You should create a test index. Copy one of the iis log files to the indexer temp directory, and use the gui to add it as a file input to your test index. The bigger the log file the better.
I should say, we don't have any IIS indexed data - we're just getting this added to our Splunk environment today.
We don't have any indexed data - we're hoping to filter it out at the UF before it goes to our indexer, ideally working the first time 😉 ...
Run this on your entire iis indexed data:
sourcetype=youriissourcetype |regex "200+\s\d+\s\d+$"
And compare the results or result count to this:
sourcetype=youriissourcetype sc_status=200
So, you're looking to drop status 200?
Gotcha, ok - so here's what our logs are looking like:
2014-03-05 01:32:45 W3SVC1098397332 10.2.101.194 GET /Resources/example.mp3 - 80 - 10.2.101.20 - 200 0 0
For windows logs in Splunk 6 life did get much easier for parsing Event logs where you can blacklist EventCodes very easily. They do not have something similar for IIS logs, yet.
In my experience creating regex statements to pull the status codes you're looking for, as well as all other IIS log fields - they were pretty solid. The status codes and other codes typically found at the end of the event, are actually easy and solid, because they are extracted from the end of the event, which is typically very clean with number fields.
The specific regex will depend on your log structure.
Maybe I'm misunderstanding the structuredparsing queue, but I thought that allow you to target parsed fields, i.e. not using a regex (which for IIS access logs is going to be fairly ugly and possibly brittle, right?)

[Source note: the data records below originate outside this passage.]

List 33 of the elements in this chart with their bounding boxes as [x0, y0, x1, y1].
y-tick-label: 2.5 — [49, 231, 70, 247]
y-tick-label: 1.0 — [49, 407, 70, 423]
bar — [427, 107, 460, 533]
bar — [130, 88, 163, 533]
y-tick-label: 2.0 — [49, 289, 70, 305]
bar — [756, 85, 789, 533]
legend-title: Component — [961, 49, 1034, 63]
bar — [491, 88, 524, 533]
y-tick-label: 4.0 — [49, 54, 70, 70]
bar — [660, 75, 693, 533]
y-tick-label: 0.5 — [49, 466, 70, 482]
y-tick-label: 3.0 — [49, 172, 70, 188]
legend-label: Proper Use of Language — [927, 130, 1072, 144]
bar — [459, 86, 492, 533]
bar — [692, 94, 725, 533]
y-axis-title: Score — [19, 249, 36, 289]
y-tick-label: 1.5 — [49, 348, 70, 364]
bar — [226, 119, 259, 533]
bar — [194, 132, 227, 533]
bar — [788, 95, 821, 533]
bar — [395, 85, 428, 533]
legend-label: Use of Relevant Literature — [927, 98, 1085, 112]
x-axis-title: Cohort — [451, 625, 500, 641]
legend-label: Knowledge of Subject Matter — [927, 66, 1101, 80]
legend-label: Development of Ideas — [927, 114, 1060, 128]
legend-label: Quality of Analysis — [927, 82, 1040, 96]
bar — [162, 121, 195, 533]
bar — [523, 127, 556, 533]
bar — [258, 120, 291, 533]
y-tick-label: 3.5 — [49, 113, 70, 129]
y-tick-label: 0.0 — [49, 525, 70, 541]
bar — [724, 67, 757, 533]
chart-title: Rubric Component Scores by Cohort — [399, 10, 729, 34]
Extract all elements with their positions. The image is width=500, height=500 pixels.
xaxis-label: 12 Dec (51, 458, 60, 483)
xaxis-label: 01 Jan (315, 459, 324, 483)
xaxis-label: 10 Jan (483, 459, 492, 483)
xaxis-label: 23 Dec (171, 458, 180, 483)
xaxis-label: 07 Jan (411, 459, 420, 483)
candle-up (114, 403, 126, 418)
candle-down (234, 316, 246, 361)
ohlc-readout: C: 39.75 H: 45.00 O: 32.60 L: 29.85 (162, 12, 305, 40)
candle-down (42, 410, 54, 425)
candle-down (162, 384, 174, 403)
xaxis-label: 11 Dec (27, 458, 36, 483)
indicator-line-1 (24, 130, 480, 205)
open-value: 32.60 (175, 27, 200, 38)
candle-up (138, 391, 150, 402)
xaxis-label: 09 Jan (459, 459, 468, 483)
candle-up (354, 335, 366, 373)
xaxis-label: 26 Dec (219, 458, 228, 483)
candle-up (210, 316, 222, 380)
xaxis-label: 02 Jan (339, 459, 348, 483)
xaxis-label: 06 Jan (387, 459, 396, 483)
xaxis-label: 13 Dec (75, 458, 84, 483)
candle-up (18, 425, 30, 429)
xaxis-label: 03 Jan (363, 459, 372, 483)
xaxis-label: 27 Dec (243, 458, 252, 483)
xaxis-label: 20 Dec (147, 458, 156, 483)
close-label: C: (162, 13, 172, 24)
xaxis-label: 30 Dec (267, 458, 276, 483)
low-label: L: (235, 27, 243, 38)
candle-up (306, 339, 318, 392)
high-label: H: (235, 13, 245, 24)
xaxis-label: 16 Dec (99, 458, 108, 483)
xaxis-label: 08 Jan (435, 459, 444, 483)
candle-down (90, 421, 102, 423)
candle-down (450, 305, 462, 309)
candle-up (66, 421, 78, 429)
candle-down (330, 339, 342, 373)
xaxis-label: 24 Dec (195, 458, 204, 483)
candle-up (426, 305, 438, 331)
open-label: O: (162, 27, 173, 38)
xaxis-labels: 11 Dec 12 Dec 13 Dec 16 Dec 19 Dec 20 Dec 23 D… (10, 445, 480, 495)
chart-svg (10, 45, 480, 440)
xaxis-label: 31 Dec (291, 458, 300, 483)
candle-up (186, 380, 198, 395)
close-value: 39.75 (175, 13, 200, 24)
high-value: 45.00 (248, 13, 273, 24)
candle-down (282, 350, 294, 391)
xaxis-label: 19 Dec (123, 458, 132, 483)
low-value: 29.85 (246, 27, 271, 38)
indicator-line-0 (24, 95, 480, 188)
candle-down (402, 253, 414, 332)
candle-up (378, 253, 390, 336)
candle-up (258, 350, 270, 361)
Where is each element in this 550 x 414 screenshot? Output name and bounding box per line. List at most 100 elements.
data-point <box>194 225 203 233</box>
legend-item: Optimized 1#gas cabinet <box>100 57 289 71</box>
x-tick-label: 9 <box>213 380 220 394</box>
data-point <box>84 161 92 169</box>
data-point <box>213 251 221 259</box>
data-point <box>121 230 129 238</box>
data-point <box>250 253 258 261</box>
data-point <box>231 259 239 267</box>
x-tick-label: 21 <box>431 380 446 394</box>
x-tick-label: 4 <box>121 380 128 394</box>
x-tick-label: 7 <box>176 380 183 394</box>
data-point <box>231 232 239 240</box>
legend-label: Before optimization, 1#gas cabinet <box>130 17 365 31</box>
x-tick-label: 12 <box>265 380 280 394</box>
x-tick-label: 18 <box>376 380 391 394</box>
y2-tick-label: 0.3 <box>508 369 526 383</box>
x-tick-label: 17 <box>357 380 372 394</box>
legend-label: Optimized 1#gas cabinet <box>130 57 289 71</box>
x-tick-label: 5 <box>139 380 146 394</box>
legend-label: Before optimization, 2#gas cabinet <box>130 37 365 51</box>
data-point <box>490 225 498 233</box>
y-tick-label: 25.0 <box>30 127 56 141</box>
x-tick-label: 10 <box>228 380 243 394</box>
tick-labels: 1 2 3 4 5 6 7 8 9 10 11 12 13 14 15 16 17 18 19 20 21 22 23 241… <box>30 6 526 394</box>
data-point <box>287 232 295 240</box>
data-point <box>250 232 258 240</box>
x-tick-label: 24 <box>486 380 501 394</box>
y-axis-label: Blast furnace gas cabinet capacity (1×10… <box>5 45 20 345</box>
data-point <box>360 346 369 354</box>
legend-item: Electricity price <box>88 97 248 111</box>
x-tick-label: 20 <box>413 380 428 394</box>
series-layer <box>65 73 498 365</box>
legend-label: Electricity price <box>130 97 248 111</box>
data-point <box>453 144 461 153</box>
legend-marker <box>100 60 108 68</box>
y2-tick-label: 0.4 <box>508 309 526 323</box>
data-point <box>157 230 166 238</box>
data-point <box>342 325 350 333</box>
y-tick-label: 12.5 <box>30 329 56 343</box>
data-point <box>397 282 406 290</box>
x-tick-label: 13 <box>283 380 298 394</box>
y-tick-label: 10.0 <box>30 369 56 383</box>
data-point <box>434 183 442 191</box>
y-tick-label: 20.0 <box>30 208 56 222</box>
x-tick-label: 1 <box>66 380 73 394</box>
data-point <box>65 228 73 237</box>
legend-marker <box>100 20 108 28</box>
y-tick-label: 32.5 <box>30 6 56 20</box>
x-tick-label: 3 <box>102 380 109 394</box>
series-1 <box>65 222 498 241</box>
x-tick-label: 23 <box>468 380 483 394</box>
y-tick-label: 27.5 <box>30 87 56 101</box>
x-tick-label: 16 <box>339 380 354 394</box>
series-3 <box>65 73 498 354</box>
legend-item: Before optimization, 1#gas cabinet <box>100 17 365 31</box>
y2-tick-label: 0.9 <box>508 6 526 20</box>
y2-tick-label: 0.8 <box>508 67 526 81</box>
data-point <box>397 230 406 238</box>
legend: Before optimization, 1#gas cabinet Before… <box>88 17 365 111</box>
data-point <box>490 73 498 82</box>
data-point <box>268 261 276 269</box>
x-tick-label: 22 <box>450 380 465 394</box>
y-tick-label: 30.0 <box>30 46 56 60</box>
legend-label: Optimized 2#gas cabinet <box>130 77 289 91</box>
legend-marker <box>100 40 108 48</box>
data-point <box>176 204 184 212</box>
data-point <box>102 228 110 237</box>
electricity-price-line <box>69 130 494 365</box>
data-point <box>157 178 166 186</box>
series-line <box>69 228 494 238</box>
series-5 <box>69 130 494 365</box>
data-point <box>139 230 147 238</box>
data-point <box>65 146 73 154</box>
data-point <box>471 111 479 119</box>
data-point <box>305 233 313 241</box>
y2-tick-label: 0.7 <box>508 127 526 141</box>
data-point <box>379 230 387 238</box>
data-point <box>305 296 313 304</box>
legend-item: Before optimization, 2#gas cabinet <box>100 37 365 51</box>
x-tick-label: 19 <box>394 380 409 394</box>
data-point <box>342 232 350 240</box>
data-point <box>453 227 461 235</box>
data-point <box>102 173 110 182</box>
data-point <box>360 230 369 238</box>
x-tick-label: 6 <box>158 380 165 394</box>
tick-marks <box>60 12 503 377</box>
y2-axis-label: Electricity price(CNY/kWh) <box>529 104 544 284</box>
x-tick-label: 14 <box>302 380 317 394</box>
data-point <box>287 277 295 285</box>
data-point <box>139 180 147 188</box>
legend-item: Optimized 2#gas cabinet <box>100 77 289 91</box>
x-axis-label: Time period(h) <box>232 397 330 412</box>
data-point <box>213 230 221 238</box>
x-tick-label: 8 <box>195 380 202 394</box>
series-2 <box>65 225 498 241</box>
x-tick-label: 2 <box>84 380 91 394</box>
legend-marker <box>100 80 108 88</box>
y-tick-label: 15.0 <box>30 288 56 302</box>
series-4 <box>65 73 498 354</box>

Removing the IIS logs you don't want based on HTTP Status Code is no different than removing the header lines with the exception that the regex that identifies the events with the unwanted HTTP Status Code will be different. See this post instead:
http://answers.splunk.com/answers/104297/avoid-duplicate-data-and-ignore-fields
In that post you will see how to remove the header fields (they all start with a #), and specify the field names for the csv events.
We can't give you a specific regex because we don't know your iis log structure (fields and field positions).
Can you post some examples?
Try this: http://apps.splunk.com/app/1579/ and see if this will help you.
Is this something that can filter events on the UF before sending to the indexer? It doesn't seem like it, but maybe I'm missing something. This seems like an app on the search head/indexer.